Warren’s plan is the perfect reflection of her entire candidacy. She pays lip service to Medicare for All to burnish her progressive bonafides but refuses to acknowledge the hard part that middle class taxes would have to go up in order to pay for it. She constantly is trying to maneuver around potential attacks during the general election and assure skeptical voters she’ll actually pursue these policies if she is elected to the Oval Office.
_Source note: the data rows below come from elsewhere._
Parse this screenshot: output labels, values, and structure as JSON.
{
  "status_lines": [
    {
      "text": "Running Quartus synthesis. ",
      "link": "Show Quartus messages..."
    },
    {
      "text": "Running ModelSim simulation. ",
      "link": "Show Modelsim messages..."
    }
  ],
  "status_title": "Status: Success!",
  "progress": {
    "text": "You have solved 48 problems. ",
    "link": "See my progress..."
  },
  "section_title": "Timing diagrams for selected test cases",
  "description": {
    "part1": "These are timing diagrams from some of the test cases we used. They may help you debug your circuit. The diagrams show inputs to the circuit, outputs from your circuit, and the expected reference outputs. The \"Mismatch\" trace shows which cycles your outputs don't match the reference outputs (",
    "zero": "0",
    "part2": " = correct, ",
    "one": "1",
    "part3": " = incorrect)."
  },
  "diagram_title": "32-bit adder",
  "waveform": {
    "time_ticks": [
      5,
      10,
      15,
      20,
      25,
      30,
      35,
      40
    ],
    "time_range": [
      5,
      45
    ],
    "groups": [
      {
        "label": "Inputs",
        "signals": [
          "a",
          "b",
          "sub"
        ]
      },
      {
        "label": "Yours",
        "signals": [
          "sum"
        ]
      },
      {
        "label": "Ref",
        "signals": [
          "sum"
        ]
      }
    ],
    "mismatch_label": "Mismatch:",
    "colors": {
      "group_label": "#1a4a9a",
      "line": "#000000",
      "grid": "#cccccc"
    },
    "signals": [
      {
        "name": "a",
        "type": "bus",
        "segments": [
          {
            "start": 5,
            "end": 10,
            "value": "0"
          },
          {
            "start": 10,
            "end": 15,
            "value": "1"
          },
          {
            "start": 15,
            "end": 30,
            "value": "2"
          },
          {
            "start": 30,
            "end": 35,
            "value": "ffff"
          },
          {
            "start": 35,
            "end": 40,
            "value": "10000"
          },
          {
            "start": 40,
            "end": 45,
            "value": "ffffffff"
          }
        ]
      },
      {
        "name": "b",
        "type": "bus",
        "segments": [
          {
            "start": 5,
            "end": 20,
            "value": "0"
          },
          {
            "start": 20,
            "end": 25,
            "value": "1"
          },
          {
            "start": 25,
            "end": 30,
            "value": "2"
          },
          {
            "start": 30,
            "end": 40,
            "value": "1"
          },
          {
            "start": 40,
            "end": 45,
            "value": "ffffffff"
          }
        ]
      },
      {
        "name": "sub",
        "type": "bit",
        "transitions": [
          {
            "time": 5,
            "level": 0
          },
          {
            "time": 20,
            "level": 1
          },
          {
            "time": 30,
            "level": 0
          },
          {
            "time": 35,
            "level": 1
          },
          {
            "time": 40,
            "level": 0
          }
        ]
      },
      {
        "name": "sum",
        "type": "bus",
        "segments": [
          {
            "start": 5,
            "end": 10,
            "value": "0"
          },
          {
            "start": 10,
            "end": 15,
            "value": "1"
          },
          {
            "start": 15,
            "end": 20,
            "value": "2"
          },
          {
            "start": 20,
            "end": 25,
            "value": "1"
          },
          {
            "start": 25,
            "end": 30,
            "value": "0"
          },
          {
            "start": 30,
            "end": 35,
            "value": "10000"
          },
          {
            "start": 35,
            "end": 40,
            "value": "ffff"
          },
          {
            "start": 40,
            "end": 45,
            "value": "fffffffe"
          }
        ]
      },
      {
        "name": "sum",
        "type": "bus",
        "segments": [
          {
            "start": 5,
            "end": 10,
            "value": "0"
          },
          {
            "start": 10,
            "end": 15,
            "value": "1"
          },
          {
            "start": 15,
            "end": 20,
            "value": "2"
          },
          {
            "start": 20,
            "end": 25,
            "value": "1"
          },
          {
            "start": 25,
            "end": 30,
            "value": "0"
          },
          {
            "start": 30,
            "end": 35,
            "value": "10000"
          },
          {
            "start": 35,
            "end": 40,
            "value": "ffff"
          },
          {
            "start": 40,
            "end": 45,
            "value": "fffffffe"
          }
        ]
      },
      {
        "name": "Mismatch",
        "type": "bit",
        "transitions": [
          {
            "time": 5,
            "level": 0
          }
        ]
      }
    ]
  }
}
She is right to be worried. As journalist Zaid Jilani pointed out on twitter, democratic voters overwhelmingly trust Bernie Sanders over Elizabeth Warren on matters of healthcare:
Warren wasn’t even for a single payer plan back in 2012. The structure of this plan and the delay in its release show that its mostly a box she wants to check without falling victim to the left or the right, not that it is something she is particularly passionate about.
Healthcare remains the top concern of Democratic voters. The problem of course is that it’s not the top concern of Elizabeth Warren! Economic and financial regulatory issues have animated her politics since the early 1990’s. She seems to really believe that restructuring the economy and reigning in corporate behavior is the key to shifting the balance of American life in favor of workers, and there’s nothing wrong with that. Except of course that Democratic voters don’t appear to agree.